# update.. getting ducks in a row...



## tiki (Feb 13, 2011)

Thank you for all of you that posted your thoughts.. I am NOT planning on pulling the kids away from their dad, but if/when this happens, they will be living with me. NO question...of course he will have them whenever he wants them... he is a good dad, we just are not meant for each other. and I only spoke of leaving because we need to be apart and he won't leave.. I am going to bring up the idea of the kids staying here and one of us leaving on a schedule. we both can find places to stay without having to get a whole other residence. The house worries me the most.. there is no way I can sell it and ever get enough money to pay it off. The housing market in my state has tanked big time.... but I will cross that road when I get there.

I worry about having to pay him money.. I make more than him and it will anger me if I have to give him any money that I work hard for.... he has no desire to do better for himself or his family and I will not be supporting that. 

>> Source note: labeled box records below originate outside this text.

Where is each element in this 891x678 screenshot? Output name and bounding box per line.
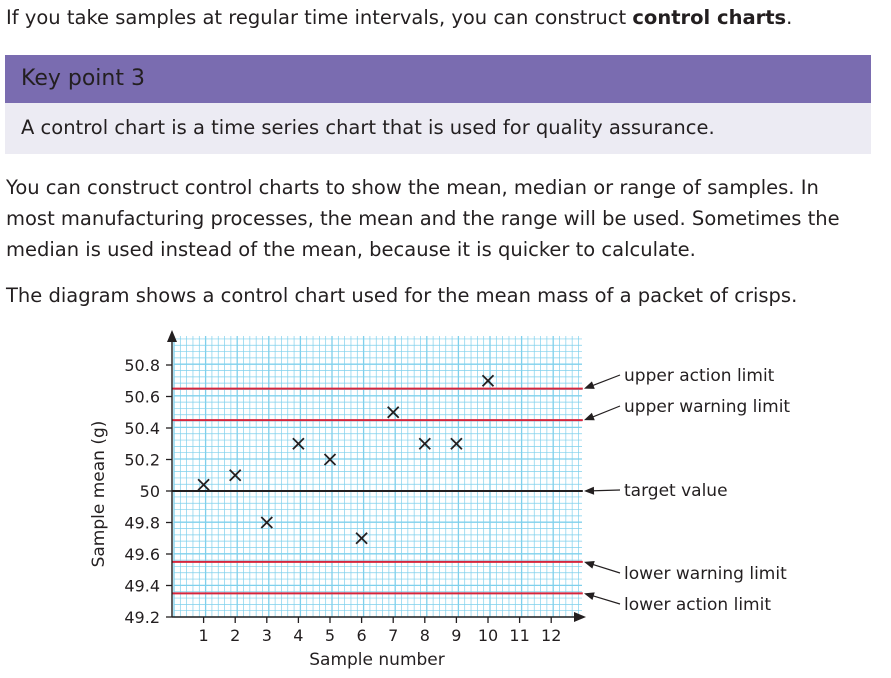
x-tick-label: 5 (325, 626, 335, 645)
data-point-8 (418, 437, 431, 450)
y-tick-label: 50 (140, 482, 160, 501)
data-point-7 (387, 406, 400, 419)
x-tick-label: 4 (293, 626, 303, 645)
y-tick-label: 49.6 (124, 545, 160, 564)
y-tick-label: 49.4 (124, 577, 160, 596)
chart-limit-lines (172, 387, 583, 595)
data-point-4 (292, 437, 305, 450)
paragraph-diagram-intro: The diagram shows a control chart used f… (6, 284, 798, 307)
intro-text: If you take samples at regular time inte… (6, 4, 792, 32)
y-tick-label: 49.8 (124, 514, 160, 533)
limit-label-text: lower action limit (624, 595, 771, 615)
y-tick-label: 49.2 (124, 608, 160, 627)
limit-label-2: target value (584, 481, 728, 501)
y-tick-label: 50.6 (124, 388, 160, 407)
x-axis-arrow (574, 612, 586, 622)
key-point-box: Key point 3 A control chart is a time se… (5, 55, 871, 154)
x-tick-label: 12 (541, 626, 561, 645)
data-point-2 (229, 469, 242, 482)
x-tick-label: 2 (230, 626, 240, 645)
limit-label-text: upper warning limit (624, 397, 790, 417)
paragraph-line-2: most manufacturing processes, the mean a… (6, 207, 840, 230)
key-point-title: Key point 3 (21, 66, 145, 91)
paragraph-line-3: median is used instead of the mean, beca… (6, 238, 696, 261)
key-point-text: A control chart is a time series chart t… (21, 116, 715, 139)
key-point-header (5, 55, 871, 103)
chart-x-axis-label: Sample number (309, 650, 445, 670)
limit-label-1: upper warning limit (584, 397, 790, 421)
limit-label-4: lower action limit (584, 592, 771, 615)
x-tick-label: 1 (199, 626, 209, 645)
data-point-10 (481, 374, 495, 387)
data-point-1 (197, 478, 210, 491)
limit-label-text: upper action limit (624, 366, 775, 386)
y-tick-label: 50.8 (124, 356, 160, 375)
limit-label-0: upper action limit (584, 366, 775, 389)
limit-label-text: lower warning limit (624, 564, 787, 584)
data-point-5 (323, 453, 337, 466)
paragraph-line-1: You can construct control charts to show… (6, 176, 819, 199)
chart-y-axis-label: Sample mean (g) (89, 421, 109, 568)
intro-text-before: If you take samples at regular time inte… (6, 6, 633, 29)
intro-bold-term: control charts (632, 6, 787, 29)
data-point-6 (355, 532, 368, 545)
data-point-3 (260, 516, 273, 529)
y-axis-arrow (167, 330, 177, 342)
chart-grid (173, 336, 582, 618)
x-tick-label: 7 (388, 626, 398, 645)
y-tick-label: 50.2 (124, 451, 160, 470)
chart-limit-labels: upper action limit upper warning limit tar… (584, 366, 790, 615)
x-tick-label: 10 (478, 626, 498, 645)
x-tick-label: 8 (420, 626, 430, 645)
intro-text-after: . (786, 6, 793, 29)
limit-label-text: target value (624, 481, 728, 501)
data-point-9 (450, 437, 463, 450)
x-tick-label: 9 (451, 626, 461, 645)
x-tick-label: 11 (509, 626, 529, 645)
y-tick-label: 50.4 (124, 419, 160, 438)
x-tick-label: 3 (262, 626, 272, 645)
limit-label-3: lower warning limit (584, 561, 787, 584)
x-tick-label: 6 (357, 626, 367, 645)
chart-points (197, 374, 495, 545)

I made an appointment with a divorce lawyer for next week. I plan on meeting her for an hour consultation.. just to find out what I should do.

If any of you have questions I should ask her, please share... I am sure she has a standard speech she will give, but if I can go in there with specific questions, I may be able to walk away with a good idea of what I want and need to do. 

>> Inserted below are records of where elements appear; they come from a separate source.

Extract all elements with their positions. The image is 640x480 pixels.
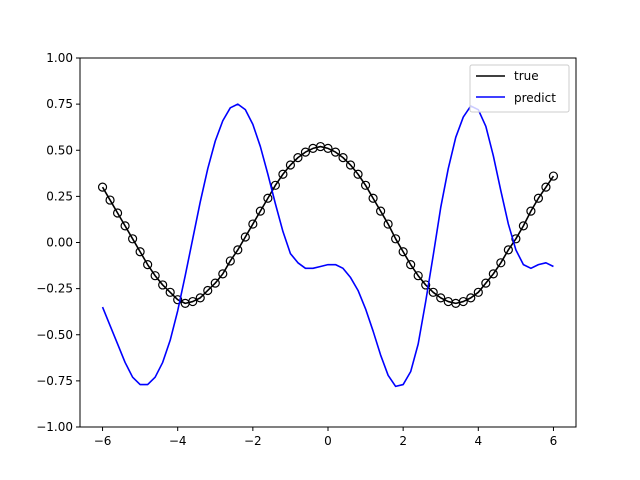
legend: true predict <box>469 64 570 113</box>
data-point-true <box>376 206 386 216</box>
legend-label-predict: predict <box>514 91 556 105</box>
data-point-true <box>398 247 408 257</box>
data-point-true <box>255 206 265 216</box>
data-point-true <box>240 232 250 242</box>
data-point-true <box>503 245 513 255</box>
data-point-true <box>263 193 273 203</box>
data-point-true <box>533 193 544 203</box>
series-line-true <box>101 145 555 305</box>
data-point-true <box>488 269 498 279</box>
data-point-true <box>278 169 288 179</box>
x-tick-label: −2 <box>244 434 262 448</box>
y-tick-label: 0.75 <box>46 97 73 111</box>
data-point-true <box>436 293 446 303</box>
y-tick-label: −0.25 <box>36 282 73 296</box>
data-point-true <box>188 296 198 307</box>
data-point-true <box>97 182 108 192</box>
data-point-true <box>120 221 130 231</box>
data-point-true <box>128 234 138 244</box>
data-point-true <box>210 278 220 288</box>
x-tick-label: −6 <box>94 434 112 448</box>
y-tick-label: 0.50 <box>46 143 73 157</box>
data-point-true <box>233 245 243 255</box>
data-point-true <box>526 206 536 216</box>
data-point-true <box>285 160 296 170</box>
data-point-true <box>548 171 559 181</box>
x-tick-label: 4 <box>474 434 482 448</box>
x-tick-label: 0 <box>324 434 332 448</box>
data-point-true <box>345 160 356 170</box>
data-point-true <box>203 285 213 296</box>
data-point-true <box>406 260 416 270</box>
data-point-true <box>150 271 160 281</box>
data-point-true <box>300 147 311 157</box>
data-point-true <box>195 293 205 303</box>
data-point-true <box>383 219 393 229</box>
data-point-true <box>105 195 115 205</box>
y-tick-label: −0.75 <box>36 374 73 388</box>
data-point-true <box>218 269 228 279</box>
y-tick-label: 0.00 <box>46 236 73 250</box>
data-point-true <box>165 287 175 297</box>
data-point-true <box>143 260 153 270</box>
data-point-true <box>112 208 123 218</box>
data-point-true <box>458 296 468 307</box>
data-point-true <box>413 271 423 281</box>
data-point-true <box>225 256 235 266</box>
data-point-true <box>481 278 491 288</box>
plot-background <box>80 58 576 427</box>
data-point-true <box>293 153 303 163</box>
data-point-true <box>135 247 145 257</box>
data-point-true <box>158 280 168 290</box>
data-point-true <box>421 280 431 290</box>
y-axis: −1.00 −0.75 −0.50 −0.25 0.00 0.25 0.50 0.75 1.00 <box>36 51 80 434</box>
x-tick-label: 2 <box>399 434 407 448</box>
data-point-true <box>428 287 438 297</box>
x-tick-label: 6 <box>550 434 558 448</box>
y-tick-label: 1.00 <box>46 51 73 65</box>
x-tick-label: −4 <box>169 434 187 448</box>
data-point-true <box>330 147 341 157</box>
data-point-true <box>541 182 551 192</box>
data-point-true <box>496 258 506 268</box>
data-point-true <box>391 234 401 244</box>
x-axis: −6 −4 −2 0 2 4 6 <box>94 427 558 448</box>
y-tick-label: −0.50 <box>36 328 73 342</box>
legend-label-true: true <box>514 69 539 83</box>
data-point-true <box>368 193 378 203</box>
data-point-true <box>473 287 483 297</box>
data-point-true <box>518 221 528 231</box>
data-point-true <box>360 180 371 190</box>
data-point-true <box>353 169 363 179</box>
data-point-true <box>248 219 258 229</box>
y-tick-label: 0.25 <box>46 189 73 203</box>
data-point-true <box>466 293 476 303</box>
data-point-true <box>338 153 348 163</box>
data-point-true <box>323 143 333 154</box>
y-tick-label: −1.00 <box>36 420 73 434</box>
data-point-true <box>173 295 183 305</box>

Thanks again everyone.. today was a very sad and quiet day.... I hope that I will one day be happy....


----------



## Pandakiss (Oct 29, 2010)

so sorry it has come down to this. if you are current with mortage payments, call the mortage company, and tell them you cant afford the house any more...

i had a friend of the family do this..she had to bring her house up to code, and they took it back...i dont think it was as cut and dry as she made it seem...but maybe you could look into it..

some states have help for getting out of trouble....and i had a good friend whos mother brought an appraiser in and proved her house wasnt worth as much as she was paying, and her mortage was down to around 300 a month...


----------